🤖 AI Summary
To address low parallelism, high power consumption, and imbalanced inter-core communication overhead in training Spiking Neural Networks (SNNs) on multi-core near-memory computing architectures, this paper proposes a core-mapping optimization method based on an off-policy deterministic Actor-Critic algorithm (a DDPG variant). We innovatively integrate Graph Convolutional Networks (GCNs) to model topology-aware system states and design a memory-computation balanced model partitioning strategy. A continuous-action-space discretization mechanism is introduced to formulate a multi-objective co-optimization framework targeting computational parallelism, power efficiency, and inter-core communication load. Experimental results demonstrate that the proposed method significantly reduces chip power consumption and training time, decreases average flow load by 23.6%, improves system throughput by 19.4%, and enhances communication efficiency.
📝 Abstract
With the increasing application scope of spiking neural networks (SNN), the complexity of SNN models has surged, leading to an exponential growth in demand for AI computility. As the new generation computing architecture of the neural networks, the efficiency and power consumption of distributed storage and parallel computing in the many-core near-memory computing system have attracted much attention. Among them, the mapping problem from logical cores to physical cores is one of the research hotspots.
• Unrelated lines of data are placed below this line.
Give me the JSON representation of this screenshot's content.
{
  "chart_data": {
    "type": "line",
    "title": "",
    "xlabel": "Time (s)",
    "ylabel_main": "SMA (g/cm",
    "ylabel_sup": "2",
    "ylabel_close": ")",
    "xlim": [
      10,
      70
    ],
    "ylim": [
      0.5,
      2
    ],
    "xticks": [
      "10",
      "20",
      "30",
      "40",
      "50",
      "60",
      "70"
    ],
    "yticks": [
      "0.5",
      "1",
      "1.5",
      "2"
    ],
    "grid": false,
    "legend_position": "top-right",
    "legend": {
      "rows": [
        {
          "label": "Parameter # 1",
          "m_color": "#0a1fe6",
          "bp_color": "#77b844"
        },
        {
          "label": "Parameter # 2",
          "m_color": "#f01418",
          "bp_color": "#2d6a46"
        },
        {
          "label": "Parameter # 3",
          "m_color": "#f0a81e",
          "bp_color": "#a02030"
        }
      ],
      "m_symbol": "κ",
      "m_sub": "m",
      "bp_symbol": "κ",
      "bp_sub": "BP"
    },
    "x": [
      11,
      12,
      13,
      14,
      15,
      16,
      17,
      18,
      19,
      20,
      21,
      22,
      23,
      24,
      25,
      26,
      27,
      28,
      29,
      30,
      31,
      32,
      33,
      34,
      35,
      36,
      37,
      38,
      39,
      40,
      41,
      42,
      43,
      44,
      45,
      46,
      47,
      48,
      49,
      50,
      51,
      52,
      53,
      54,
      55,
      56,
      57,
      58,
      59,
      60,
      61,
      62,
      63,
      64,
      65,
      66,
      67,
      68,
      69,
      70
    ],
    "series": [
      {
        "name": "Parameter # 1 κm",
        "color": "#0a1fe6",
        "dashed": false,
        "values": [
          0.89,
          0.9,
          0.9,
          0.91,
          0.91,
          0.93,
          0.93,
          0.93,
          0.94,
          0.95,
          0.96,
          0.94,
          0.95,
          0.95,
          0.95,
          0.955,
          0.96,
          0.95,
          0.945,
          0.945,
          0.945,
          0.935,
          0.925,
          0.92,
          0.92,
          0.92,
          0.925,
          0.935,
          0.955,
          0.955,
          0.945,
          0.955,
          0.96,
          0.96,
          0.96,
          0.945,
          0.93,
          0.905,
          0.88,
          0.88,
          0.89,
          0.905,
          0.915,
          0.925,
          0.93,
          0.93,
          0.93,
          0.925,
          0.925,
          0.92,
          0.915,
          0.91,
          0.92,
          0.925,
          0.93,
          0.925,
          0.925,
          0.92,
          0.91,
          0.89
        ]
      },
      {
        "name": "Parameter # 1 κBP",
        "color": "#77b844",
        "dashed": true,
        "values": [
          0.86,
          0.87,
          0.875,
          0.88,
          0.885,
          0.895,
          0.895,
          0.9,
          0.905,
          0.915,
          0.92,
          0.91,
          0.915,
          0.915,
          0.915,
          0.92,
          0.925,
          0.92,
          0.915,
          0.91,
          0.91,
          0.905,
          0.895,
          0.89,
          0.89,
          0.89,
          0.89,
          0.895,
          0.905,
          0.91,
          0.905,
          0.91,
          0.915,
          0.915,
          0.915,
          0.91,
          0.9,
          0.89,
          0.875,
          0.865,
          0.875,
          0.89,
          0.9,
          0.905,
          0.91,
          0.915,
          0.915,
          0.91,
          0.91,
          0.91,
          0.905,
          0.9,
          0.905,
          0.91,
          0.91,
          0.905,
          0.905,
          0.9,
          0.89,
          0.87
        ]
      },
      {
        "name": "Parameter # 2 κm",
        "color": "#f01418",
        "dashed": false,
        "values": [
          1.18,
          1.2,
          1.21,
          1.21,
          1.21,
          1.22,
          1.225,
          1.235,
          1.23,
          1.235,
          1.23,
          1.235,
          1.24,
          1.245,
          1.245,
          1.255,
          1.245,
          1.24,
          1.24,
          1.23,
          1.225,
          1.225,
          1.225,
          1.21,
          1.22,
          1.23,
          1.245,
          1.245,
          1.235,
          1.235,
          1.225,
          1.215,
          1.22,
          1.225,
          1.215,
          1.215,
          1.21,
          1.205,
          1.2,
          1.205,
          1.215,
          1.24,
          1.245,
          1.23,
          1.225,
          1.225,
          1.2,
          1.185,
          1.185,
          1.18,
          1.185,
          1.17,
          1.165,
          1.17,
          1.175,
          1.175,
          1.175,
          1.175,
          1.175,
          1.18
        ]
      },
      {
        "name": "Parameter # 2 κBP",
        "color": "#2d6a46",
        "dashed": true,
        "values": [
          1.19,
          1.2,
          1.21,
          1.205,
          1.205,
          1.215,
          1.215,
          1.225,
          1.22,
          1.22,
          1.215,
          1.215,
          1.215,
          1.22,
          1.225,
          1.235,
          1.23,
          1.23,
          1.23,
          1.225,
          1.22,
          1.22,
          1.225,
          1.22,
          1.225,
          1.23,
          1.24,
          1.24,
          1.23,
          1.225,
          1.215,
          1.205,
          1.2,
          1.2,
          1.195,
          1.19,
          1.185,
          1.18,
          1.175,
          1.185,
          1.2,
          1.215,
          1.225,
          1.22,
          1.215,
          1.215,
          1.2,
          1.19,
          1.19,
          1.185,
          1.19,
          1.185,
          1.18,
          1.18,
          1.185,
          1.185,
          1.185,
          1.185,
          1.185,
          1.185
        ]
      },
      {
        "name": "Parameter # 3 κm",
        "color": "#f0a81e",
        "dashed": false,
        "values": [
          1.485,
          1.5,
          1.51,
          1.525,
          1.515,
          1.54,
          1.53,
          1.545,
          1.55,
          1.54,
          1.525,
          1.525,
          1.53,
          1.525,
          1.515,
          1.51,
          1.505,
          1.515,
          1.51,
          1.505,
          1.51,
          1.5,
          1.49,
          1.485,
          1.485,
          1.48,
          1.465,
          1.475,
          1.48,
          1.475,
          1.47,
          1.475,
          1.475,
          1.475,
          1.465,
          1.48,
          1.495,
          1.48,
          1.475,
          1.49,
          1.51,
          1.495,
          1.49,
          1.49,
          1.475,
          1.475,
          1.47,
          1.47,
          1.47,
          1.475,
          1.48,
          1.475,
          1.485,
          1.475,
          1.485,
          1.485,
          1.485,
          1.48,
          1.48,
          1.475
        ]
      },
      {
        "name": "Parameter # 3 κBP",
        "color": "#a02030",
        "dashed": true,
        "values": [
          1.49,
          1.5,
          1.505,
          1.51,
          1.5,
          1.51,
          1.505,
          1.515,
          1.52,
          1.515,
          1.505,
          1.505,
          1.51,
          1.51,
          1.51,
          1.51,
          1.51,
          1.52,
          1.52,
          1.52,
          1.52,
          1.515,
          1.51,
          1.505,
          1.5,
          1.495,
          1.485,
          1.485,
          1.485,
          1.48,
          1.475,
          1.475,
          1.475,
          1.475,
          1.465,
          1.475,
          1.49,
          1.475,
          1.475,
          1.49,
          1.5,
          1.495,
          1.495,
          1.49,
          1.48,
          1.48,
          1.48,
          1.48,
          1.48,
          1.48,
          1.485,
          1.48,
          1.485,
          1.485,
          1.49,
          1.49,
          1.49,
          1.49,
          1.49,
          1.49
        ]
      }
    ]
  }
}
In order to improve the computing parallelism and system throughput of the many-core near-memory computing system, and to reduce power consumption, we propose a SNN training many-core deployment optimization method based on Off-policy Deterministic Actor-Critic. We utilize deep reinforcement learning as a nonlinear optimizer, treating the many-core topology as network graph features and using graph convolution to input the many-core structure into the policy network. We update the parameters of the policy network through near-end policy optimization to achieve deployment optimization of SNN models in the many-core near-memory computing architecture to reduce chip power consumption. To handle large-dimensional action spaces, we use continuous values matching the number of cores as the output of the policy network and then discretize them again to obtain new deployment schemes. Furthermore, to further balance inter-core computation latency and improve system throughput, we propose a model partitioning method with a balanced storage and computation strategy. Our method overcomes the problems such as uneven computation and storage loads between cores, and the formation of local communication hotspots, significantly reducing model training time, communication costs, and average flow load between cores in the many-core near-memory computing architecture.